The Bluesy Garage Souls of The CongregationJuly 5th, 2011
It’s no joke that The Congregation is one The Chicago Tribune’s “11 Bands to Watch in 2011.” This “soul octet” is highly professional. The self-proclaimed “bluesy garage soul” band made an exhausting 4th of July weekend tour starting with a live performance on Windy City LIVE morning show to Martyr‘s in the evening where I saw them. Then, finally, to The Taste of Chicago on Saturday the last day of the festival. It’s eight-member ensemble includes a three-piece horn section, Charlie Wayne’s loose, but keen electric guitar, and vocal steam engine, Gina Bloom. Adding to the nostalgia of the group’s musical influences, a surprise flash-mob-like swing-dancing class kept the dance floor hopping for the evening.
The Congregation members are no amateurs. They play the old-fashioned way with real instruments and unapologetic vocals.

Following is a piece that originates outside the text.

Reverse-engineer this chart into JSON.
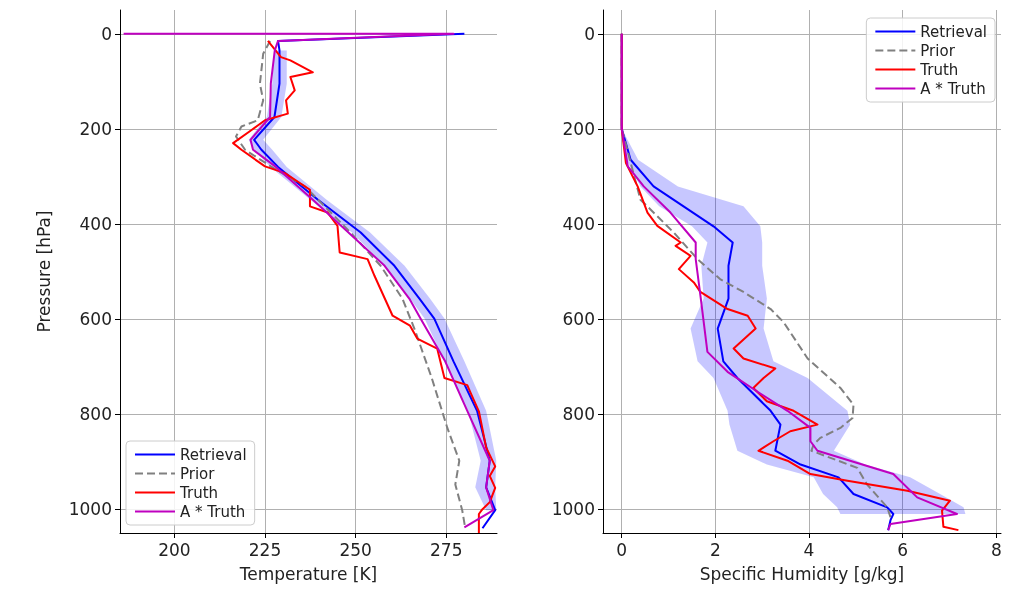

Songs like “I Wanna Be Your Dog,” “He’s Gone,” “Have You Seen My Baby” are inspired by the band’s influences: Otis Redding, Ike and Tina Turner, Howlin’ Wolf, Aretha Franklin and Bo Diddley, but that range doesn’t begin to describe the live experience. As soon as the stage lights go up at Martyrs late last Friday night, the room swells with one of the band’s harder rock songs likely influenced by the dynamo guitarist’s punk roots. Bloom’s voice is like a riptide. It doesn’t just hold up to blues rock songs. It’s aggressive but never out of control. The band members must know the fine line they walk between the Bloom’s soulful voice and the head banging vengeful wrath of Wayne’s guitar.

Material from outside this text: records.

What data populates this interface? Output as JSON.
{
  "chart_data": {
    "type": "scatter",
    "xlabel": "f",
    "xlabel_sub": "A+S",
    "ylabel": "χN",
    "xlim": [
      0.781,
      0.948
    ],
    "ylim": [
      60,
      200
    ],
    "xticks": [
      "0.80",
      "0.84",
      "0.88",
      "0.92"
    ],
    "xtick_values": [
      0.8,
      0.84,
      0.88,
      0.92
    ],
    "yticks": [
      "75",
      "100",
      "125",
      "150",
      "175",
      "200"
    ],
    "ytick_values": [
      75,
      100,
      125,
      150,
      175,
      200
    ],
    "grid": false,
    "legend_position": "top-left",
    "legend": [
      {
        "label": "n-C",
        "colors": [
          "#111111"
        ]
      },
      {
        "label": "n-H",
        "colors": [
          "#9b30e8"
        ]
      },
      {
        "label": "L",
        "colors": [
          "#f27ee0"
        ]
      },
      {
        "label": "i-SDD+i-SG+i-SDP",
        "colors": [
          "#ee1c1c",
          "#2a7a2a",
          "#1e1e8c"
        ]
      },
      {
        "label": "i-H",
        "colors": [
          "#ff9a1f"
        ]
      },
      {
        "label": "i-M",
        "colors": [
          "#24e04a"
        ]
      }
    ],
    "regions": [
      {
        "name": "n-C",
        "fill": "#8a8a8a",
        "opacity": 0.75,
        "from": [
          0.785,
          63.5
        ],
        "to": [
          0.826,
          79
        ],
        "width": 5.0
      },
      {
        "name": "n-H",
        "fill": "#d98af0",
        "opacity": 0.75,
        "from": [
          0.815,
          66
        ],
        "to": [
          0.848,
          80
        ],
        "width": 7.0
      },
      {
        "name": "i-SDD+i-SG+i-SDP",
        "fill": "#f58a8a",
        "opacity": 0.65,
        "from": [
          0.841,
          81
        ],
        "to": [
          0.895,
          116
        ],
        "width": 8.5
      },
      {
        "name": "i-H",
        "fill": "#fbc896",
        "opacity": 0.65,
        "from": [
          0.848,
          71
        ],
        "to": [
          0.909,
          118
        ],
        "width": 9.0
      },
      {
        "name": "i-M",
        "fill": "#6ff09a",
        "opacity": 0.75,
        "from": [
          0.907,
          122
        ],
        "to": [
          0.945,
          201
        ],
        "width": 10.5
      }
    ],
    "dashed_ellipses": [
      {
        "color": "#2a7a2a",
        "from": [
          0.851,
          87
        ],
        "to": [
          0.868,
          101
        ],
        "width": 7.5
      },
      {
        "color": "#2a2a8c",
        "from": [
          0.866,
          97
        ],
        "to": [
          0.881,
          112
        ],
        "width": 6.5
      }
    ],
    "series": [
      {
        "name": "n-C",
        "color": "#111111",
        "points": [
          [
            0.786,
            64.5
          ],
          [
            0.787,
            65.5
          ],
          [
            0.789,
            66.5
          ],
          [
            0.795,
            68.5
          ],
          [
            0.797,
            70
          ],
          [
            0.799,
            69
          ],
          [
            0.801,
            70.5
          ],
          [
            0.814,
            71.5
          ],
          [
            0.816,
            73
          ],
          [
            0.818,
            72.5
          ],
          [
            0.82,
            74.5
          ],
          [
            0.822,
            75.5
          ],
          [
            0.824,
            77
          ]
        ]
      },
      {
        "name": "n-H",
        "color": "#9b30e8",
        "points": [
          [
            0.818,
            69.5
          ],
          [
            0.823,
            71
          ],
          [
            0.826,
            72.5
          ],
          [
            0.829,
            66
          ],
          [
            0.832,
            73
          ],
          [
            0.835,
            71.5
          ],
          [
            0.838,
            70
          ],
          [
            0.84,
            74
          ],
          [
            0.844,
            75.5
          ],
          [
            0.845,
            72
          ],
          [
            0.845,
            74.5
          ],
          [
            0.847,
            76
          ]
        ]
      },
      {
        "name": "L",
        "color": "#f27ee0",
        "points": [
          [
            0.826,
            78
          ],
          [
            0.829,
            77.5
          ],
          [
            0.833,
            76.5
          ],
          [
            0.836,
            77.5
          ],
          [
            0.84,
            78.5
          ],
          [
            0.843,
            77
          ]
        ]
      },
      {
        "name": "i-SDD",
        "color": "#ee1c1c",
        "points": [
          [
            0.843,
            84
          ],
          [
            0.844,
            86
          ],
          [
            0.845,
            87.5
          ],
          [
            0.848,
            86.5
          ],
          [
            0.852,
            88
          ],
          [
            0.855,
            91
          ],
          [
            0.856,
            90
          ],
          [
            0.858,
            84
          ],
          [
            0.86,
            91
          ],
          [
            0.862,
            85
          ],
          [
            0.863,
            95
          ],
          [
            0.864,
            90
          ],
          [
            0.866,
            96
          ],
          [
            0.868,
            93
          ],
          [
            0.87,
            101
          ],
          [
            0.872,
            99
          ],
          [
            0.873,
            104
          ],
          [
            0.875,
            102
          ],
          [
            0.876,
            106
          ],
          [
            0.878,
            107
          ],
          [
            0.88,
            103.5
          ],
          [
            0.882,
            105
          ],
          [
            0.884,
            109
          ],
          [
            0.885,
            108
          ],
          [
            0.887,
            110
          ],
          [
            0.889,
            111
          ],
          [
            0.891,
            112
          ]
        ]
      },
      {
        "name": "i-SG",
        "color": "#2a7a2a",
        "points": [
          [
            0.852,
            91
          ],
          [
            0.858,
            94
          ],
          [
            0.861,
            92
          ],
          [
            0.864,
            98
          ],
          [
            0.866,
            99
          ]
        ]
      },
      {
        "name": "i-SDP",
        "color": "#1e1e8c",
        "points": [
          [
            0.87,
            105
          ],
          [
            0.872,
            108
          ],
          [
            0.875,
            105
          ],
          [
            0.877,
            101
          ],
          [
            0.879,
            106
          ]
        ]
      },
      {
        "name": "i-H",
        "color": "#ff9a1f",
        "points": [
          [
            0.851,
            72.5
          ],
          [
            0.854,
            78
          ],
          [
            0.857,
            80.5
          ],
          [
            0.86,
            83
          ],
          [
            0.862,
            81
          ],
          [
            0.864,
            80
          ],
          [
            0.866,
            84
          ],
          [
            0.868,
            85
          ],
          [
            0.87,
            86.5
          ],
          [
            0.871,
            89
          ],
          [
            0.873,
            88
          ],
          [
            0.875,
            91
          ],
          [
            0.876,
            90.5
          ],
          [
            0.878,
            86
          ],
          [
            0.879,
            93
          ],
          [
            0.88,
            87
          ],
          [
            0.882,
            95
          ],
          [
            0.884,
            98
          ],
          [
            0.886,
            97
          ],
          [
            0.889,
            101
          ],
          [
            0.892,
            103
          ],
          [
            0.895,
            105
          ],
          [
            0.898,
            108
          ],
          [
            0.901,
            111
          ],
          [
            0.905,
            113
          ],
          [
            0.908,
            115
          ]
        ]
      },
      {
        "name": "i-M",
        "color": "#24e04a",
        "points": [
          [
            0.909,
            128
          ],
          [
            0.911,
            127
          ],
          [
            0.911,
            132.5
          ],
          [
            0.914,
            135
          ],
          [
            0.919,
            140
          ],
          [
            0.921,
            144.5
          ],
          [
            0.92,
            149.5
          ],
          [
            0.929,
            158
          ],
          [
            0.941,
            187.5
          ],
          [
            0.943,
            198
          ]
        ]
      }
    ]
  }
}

Raised on Motown and Philly soul, Bloom has strangely mastered her punk rock scream but brims with blues and jazz styles, at one point scatting her way through a punk rock chorus and then slowing it down to a blues rhythm. This is when Bloom shines as a soul singer. She compares more to Aretha Franklin than Billie Holiday because of the heavy rhythm section, but Bloom also makes waves as a punk vocalist with more range than Joan Jett but just as much hardcore femininity.

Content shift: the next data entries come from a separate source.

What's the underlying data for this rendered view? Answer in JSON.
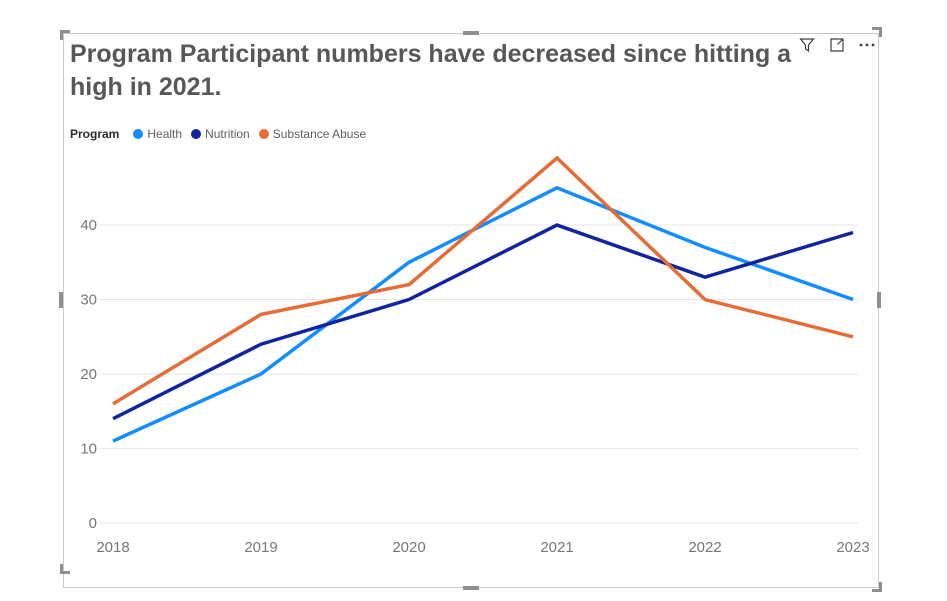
{
  "visual": {
    "title": "Program Participant numbers have decreased since hitting a high in 2021.",
    "header_icons": [
      {
        "name": "filter-icon"
      },
      {
        "name": "focus-mode-icon"
      },
      {
        "name": "more-options-icon"
      }
    ],
    "legend": {
      "title": "Program",
      "items": [
        {
          "label": "Health",
          "color": "#118DFF"
        },
        {
          "label": "Nutrition",
          "color": "#12239E"
        },
        {
          "label": "Substance Abuse",
          "color": "#E66C37"
        }
      ]
    }
  },
  "chart_data": {
    "type": "line",
    "title": "Program Participant numbers have decreased since hitting a high in 2021.",
    "categories": [
      "2018",
      "2019",
      "2020",
      "2021",
      "2022",
      "2023"
    ],
    "series": [
      {
        "name": "Health",
        "color": "#118DFF",
        "values": [
          11,
          20,
          35,
          45,
          37,
          30
        ]
      },
      {
        "name": "Nutrition",
        "color": "#12239E",
        "values": [
          14,
          24,
          30,
          40,
          33,
          39
        ]
      },
      {
        "name": "Substance Abuse",
        "color": "#E66C37",
        "values": [
          16,
          28,
          32,
          49,
          30,
          25
        ]
      }
    ],
    "ylim": [
      0,
      49
    ],
    "yticks": [
      0,
      10,
      20,
      30,
      40
    ],
    "grid": true,
    "legend_position": "top",
    "xlabel": "",
    "ylabel": ""
  },
  "style": {
    "gridline_color": "#e6e6e6",
    "axis_label_color": "#777777",
    "title_color": "#575757",
    "icon_color": "#3d3d3d"
  }
}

Always remember that the headlining act at a concert performs last, but at least one of the early acts was a gem. Playing just before The Congregation was St. Bernadette featuring lead singer, Meredith DiMenna, from Connecticut whose sound recalls Stevie Nicks, Pat Benatar, Heart, and Janis Joplin sound – the Rock Goddesses as Oprah Winfrey calls them. Her tambourine and flowery mini dress seals her hippie uniform. Bloom and DiMenna together would have brought down the house with their rawness.